Why Jesus did not appear to the men first but to the ladies is His secret. St. John Chrysostom (347-407) said he favored them to foster their sense of dignity:

Therefore after then they had departed with fear and joy, "Behold, Jesus met them, saying, All hail." But "they held Him by the feet," and with exceeding joy and gladness ran unto Him, and received by the touch also, an infallible proof, and full assurance of the resurrection. "And they worshipped Him." What then saith He? "Be not afraid." Again, He Himself casts out their fear, making way for faith, "But go, tell my brethren, that they go into Galilee, and there shall they see me." Mark how He Himself sends good tidings to His disciples by these women, bringing to honor, as I have often said, that sex, which was most dishonored, and to good hopes; and healing that which was diseased (Sermon 90 on Matthew).

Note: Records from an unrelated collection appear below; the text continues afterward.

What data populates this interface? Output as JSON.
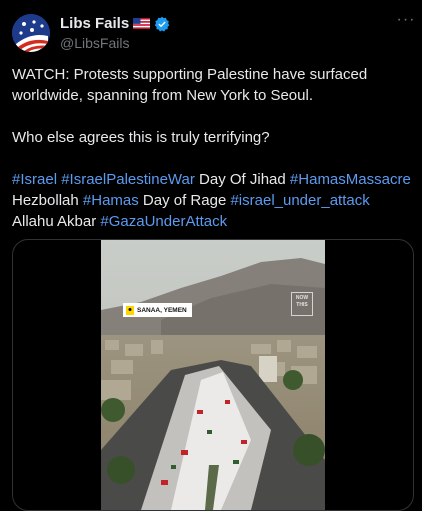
{
  "author": {
    "display_name": "Libs Fails",
    "handle": "@LibsFails",
    "flag_icon": "us-flag-icon",
    "verified_icon": "verified-badge-icon",
    "verified_color": "#1d9bf0"
  },
  "menu": {
    "more_label": "···"
  },
  "tweet": {
    "line1": "WATCH: Protests supporting Palestine have surfaced worldwide, spanning from New York to Seoul.",
    "line2": "Who else agrees this is truly terrifying?",
    "hashtags_block": [
      {
        "text": "#Israel",
        "tag": true
      },
      {
        "text": " ",
        "tag": false
      },
      {
        "text": "#IsraelPalestineWar",
        "tag": true
      },
      {
        "text": " Day Of Jihad ",
        "tag": false
      },
      {
        "text": "#HamasMassacre",
        "tag": true
      },
      {
        "text": " Hezbollah ",
        "tag": false
      },
      {
        "text": "#Hamas",
        "tag": true
      },
      {
        "text": " Day of Rage ",
        "tag": false
      },
      {
        "text": "#israel_under_attack",
        "tag": true
      },
      {
        "text": " Allahu Akbar ",
        "tag": false
      },
      {
        "text": "#GazaUnderAttack",
        "tag": true
      }
    ],
    "link_color": "#5b9bf0"
  },
  "media": {
    "location_label": "SANAA, YEMEN",
    "location_icon": "location-pin-icon",
    "watermark": "NOW THIS"
  }
}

To every person whom Jesus met on Easter day, He gave peace and opened their minds to faith. Thus He did to the women, to Mary Magdalen, to the travelers on the way to Emmaus, and finally, in the evening, to the disciples. The peace He gave into their hearts binds them to Himself, and to each other, and has since then become the beautiful, loving, concerned, tender, universal peace of the Mystical Body of Christ, of Christian civilization. Having stirred up new hopes in the hearts of the disciples, Jesus finally greeted them, with His exuberant joy and gift of peace on the evening of the day of His resurrection:

On the evening of that day, the first day of the week, the doors being shut where the disciples were, for fear of the Jews, Jesus came and stood among them and said to them, "Peace be with you." When he had said this, he showed them his hands and his side. Then the disciples were glad when they saw the Lord. Jesus said to them again, "Peace be with you. As the Father has sent me, even so I send you." And when he had said this, he breathed on them, and said to them, "Receive the Holy Spirit. If you forgive the sins of any, they are forgiven; if you retain the sins of any, they are retained" (John 20:19-23).

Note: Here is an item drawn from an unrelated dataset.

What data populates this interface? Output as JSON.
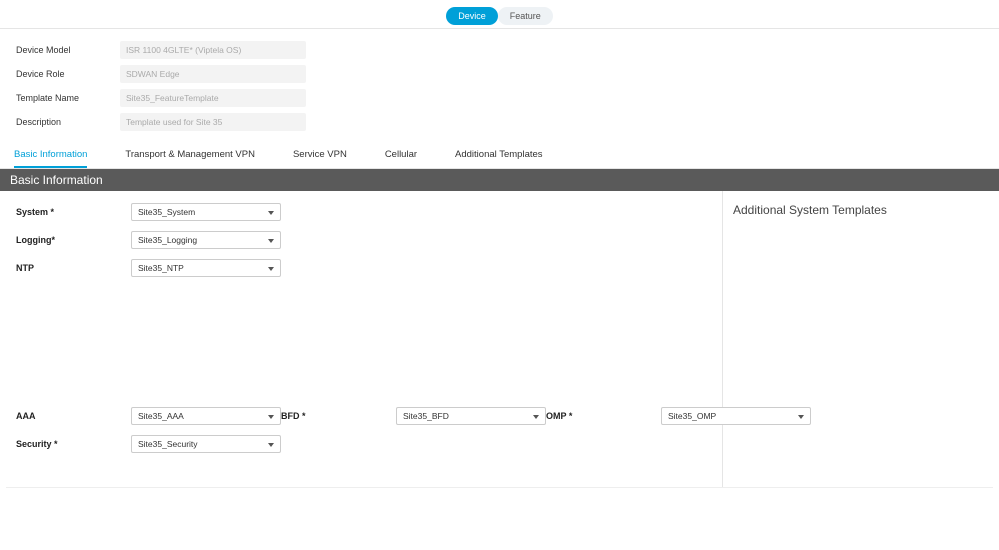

Christ had given them His peace. Now they can give it to each other. Christ had forgiven sins. Now they can forgive sins. The world is new, Christianity has dawned upon it with that visit on the eve of Easter. St. Leo the Great, Pope during 440-461, articulates the joy that we feel when we pray the first glorious mystery of the Rosary, in this magnificent selection from sermon 71 made on Holy Saturday in preparation for Easter Sunday:

III. Christ's Manifestation After the Resurrection Showed that His Person Was Essentially the Same as Before.

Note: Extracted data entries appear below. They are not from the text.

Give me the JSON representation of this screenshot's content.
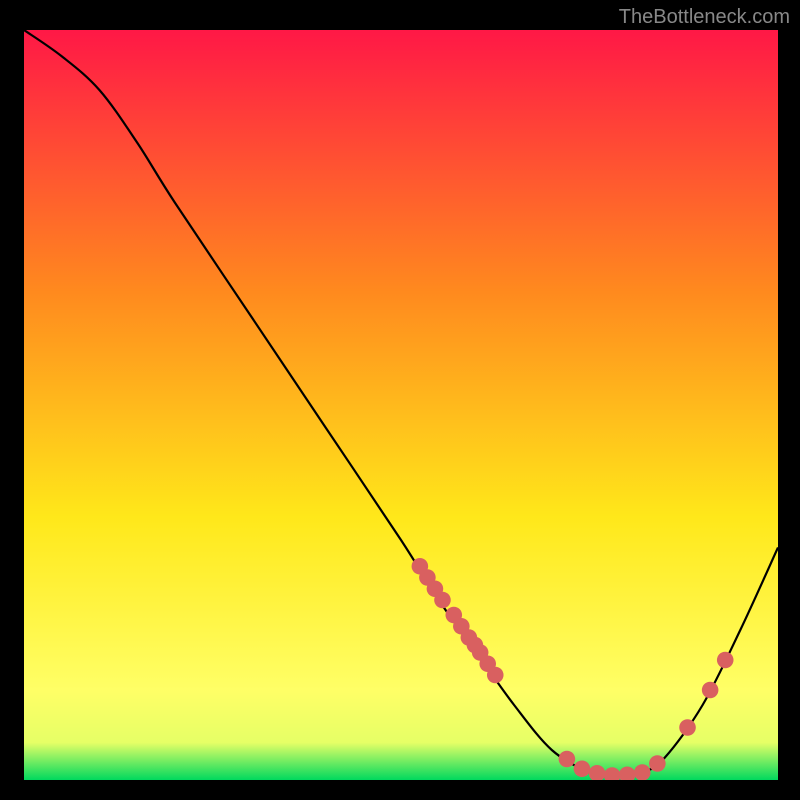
{
  "watermark": "TheBottleneck.com",
  "chart_data": {
    "type": "line",
    "title": "",
    "xlabel": "",
    "ylabel": "",
    "xlim": [
      0,
      100
    ],
    "ylim": [
      0,
      100
    ],
    "curve": [
      {
        "x": 0,
        "y": 100
      },
      {
        "x": 5,
        "y": 96.5
      },
      {
        "x": 10,
        "y": 92
      },
      {
        "x": 15,
        "y": 85
      },
      {
        "x": 20,
        "y": 77
      },
      {
        "x": 30,
        "y": 62
      },
      {
        "x": 40,
        "y": 47
      },
      {
        "x": 50,
        "y": 32
      },
      {
        "x": 55,
        "y": 24
      },
      {
        "x": 60,
        "y": 17
      },
      {
        "x": 65,
        "y": 10
      },
      {
        "x": 70,
        "y": 4
      },
      {
        "x": 75,
        "y": 1
      },
      {
        "x": 78,
        "y": 0.5
      },
      {
        "x": 82,
        "y": 1
      },
      {
        "x": 85,
        "y": 3
      },
      {
        "x": 90,
        "y": 10
      },
      {
        "x": 95,
        "y": 20
      },
      {
        "x": 100,
        "y": 31
      }
    ],
    "scatter_points": [
      {
        "x": 52.5,
        "y": 28.5
      },
      {
        "x": 53.5,
        "y": 27
      },
      {
        "x": 54.5,
        "y": 25.5
      },
      {
        "x": 55.5,
        "y": 24
      },
      {
        "x": 57,
        "y": 22
      },
      {
        "x": 58,
        "y": 20.5
      },
      {
        "x": 59,
        "y": 19
      },
      {
        "x": 59.8,
        "y": 18
      },
      {
        "x": 60.5,
        "y": 17
      },
      {
        "x": 61.5,
        "y": 15.5
      },
      {
        "x": 62.5,
        "y": 14
      },
      {
        "x": 72,
        "y": 2.8
      },
      {
        "x": 74,
        "y": 1.5
      },
      {
        "x": 76,
        "y": 0.9
      },
      {
        "x": 78,
        "y": 0.6
      },
      {
        "x": 80,
        "y": 0.7
      },
      {
        "x": 82,
        "y": 1
      },
      {
        "x": 84,
        "y": 2.2
      },
      {
        "x": 88,
        "y": 7
      },
      {
        "x": 91,
        "y": 12
      },
      {
        "x": 93,
        "y": 16
      }
    ],
    "gradient_stops": [
      {
        "offset": 0,
        "color": "#ff1846"
      },
      {
        "offset": 0.35,
        "color": "#ff8a1e"
      },
      {
        "offset": 0.65,
        "color": "#ffe81a"
      },
      {
        "offset": 0.88,
        "color": "#ffff66"
      },
      {
        "offset": 0.95,
        "color": "#e6ff66"
      },
      {
        "offset": 1,
        "color": "#00d95e"
      }
    ],
    "curve_color": "#000000",
    "point_color": "#d96060",
    "point_radius_data_units": 1.1
  }
}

And then there followed many proofs, whereon the authority of the Faith to be preached through the whole world might be based. And although the rolling away of the stone, the empty tomb, the arrangement of the linen cloths, and the angels who narrated the whole deed by themselves fully built up the truth of the LORDŐS Resurrection, yet did He often appear plainly to the eyes both of the women and of the Apostles not only talking with them, but also remaining and eating with them, and allowing Himself to be handled by the eager and curious hands of those whom doubt assailed.

For to this end He entered when the doors were closed upon the disciples, and gave them the Holy Spirit by breathing on them, and after giving them the light of understanding opened the secrets of the Holy Scriptures, and again Himself showed them the wound in the side, the prints of the nails, and all the marks of His most recent Passion, whereby it might be acknowledged that in Him the properties of the Divine and Human Nature remained undivided, and we might in such sort know that the Word was not what the flesh is, as to confess GOD's only Son to be both Word and Flesh."